PS 88-188
Effects of multiple mutualistic partners in a tripartite mutualism between plants, fungal endophytes, and mycorrhizal fungi

Friday, August 9, 2013
Exhibit Hall B, Minneapolis Convention Center
Caprice Lee, Department of Plant Biology, University of California Davis, Davis, CA
Michelle E. Afkhami, Ecology and Evolutionary Biology, University of Toronto, Toronto, ON, Canada
Grant D. Reed, Department of Evolution and Ecology, University of California Davis, Davis
Sharon Y. Strauss, Department of Evolution and Ecology, University of California, Davis, Davis, CA

Mutualism (i.e. positive species interactions in which all partners gain a net fitness benefit) are ubiquitous in nature and play a critical role in community and ecosystem functioning (e.g. coral-zoozanthelle foundation species). The study of mutualism has historically focused predominantly on pairwise interactions between co-evolved species, yet organisms often interact with more than one mutualist in nature.  When organisms associate with partners that confer unique benefits, non-additive effects on both their fitness and that of the partner species may result. Here, we use the tripartite mutualism between a common, native grass (Festuca subverticillata), an arbuscular mycorrhizal fungus (Glomus intraradices), and a systemic fungal endophyte (Neotyphodium sp.) to address:  1) How does having multiple partner mutualists affect the fitness of the shared host and the partner mutualists? 2) Do these fitness outcomes depend on the nutrient environment in which the interactions take place?  We conducted a factorial design greenhouse experiment independently manipulating the presence of each microbial mutualist and the levels of two key nutrients (nitrogen and phosphorus) involved in mutualist resource exchange. We assessed fitness for the plants via growth and biomass metrics, for the mycorrhizal fungi via percent root colonization, and for the fungal endophyte via leaf hyphal density.     

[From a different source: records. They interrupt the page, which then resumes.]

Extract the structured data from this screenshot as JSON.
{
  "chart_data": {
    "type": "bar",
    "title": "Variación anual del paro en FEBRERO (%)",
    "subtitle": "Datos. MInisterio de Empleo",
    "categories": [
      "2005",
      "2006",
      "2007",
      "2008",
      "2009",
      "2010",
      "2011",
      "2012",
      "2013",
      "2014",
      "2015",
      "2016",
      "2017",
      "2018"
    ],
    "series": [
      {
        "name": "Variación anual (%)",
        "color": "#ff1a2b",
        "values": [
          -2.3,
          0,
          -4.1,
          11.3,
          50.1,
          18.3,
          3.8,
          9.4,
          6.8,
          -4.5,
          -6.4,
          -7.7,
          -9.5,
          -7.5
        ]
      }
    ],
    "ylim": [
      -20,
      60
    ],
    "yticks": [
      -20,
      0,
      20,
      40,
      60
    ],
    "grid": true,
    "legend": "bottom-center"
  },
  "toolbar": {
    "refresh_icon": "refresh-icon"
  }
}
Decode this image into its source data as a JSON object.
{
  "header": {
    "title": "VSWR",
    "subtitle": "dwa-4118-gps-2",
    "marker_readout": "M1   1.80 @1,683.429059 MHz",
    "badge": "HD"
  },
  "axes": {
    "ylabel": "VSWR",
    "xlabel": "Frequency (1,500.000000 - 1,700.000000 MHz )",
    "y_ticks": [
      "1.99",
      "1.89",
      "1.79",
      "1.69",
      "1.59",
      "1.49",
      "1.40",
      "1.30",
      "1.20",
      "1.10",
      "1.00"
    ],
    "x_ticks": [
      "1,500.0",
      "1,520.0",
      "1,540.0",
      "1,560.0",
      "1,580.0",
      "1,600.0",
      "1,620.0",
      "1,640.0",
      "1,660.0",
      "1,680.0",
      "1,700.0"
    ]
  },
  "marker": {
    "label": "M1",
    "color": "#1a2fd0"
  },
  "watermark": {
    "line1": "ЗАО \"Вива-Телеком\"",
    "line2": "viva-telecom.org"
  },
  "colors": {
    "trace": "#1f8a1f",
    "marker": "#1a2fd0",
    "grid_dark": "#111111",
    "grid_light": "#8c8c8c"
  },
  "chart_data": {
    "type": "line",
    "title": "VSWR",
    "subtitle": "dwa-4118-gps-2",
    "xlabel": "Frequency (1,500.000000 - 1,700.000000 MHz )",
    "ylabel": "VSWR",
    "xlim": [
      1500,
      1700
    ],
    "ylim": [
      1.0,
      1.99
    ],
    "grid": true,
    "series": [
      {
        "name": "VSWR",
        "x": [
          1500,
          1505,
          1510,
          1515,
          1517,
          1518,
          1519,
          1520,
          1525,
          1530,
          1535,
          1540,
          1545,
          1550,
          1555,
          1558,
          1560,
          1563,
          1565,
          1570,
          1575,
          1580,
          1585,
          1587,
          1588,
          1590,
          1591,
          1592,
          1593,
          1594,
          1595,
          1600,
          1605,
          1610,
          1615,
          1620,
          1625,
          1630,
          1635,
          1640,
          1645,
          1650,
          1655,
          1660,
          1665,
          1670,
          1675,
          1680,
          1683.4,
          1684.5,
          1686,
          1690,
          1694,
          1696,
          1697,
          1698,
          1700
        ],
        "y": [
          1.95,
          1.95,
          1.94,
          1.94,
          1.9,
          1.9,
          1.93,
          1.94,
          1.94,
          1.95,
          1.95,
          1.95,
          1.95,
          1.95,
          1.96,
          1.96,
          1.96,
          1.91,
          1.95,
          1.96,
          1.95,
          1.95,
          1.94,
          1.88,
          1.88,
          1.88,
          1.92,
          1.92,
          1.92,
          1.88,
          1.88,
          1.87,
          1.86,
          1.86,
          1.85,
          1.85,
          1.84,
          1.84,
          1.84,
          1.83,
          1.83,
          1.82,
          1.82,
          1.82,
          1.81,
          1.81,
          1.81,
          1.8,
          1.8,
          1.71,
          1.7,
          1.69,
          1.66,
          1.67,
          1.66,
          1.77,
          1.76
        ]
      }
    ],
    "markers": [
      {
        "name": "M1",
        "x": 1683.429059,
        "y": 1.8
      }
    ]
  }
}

While across all nutrient environments fungal endophytes increased plant fitness, mycorrhizal fungi did not have a significant main effect on plant fitness. However, there was a significant four-way interaction between the nitrogen, phosphorus, endophyte, and mycorrhizal treatments, indicating that the outcome of having multiple partners depended on the nutrient environment. Presence of microbial mutualists had greater impacts in high nitrogen, low phosphorus environments where endophyte increased plant fitness slightly in the absence of mycorrhizal fungi. The hyphal density of fungal endophytes was significantly affected by the interaction between mycorrhizal fungi, nitrogen, and phosphorus treatments, suggesting that both the presence of a second mutualistic partner species and the nutrient environment in which the interactions occurred may be important for endophyte fitness. In particular, hyphal density was lower in the presence of mycorrhizal fungi in a high nutrient environment. Preliminary data indicates that mycorrhizal colonization was present, but generally very low. This result may explain the lack of a main effect of mycorrhizal treatment on plant fitness and demonstrates an asymmetry in degree of interaction with these two types of mutualists. The context-dependency of our results emphasizes the importance of studying mutualistic interactions in both their biotic and abiotic environments.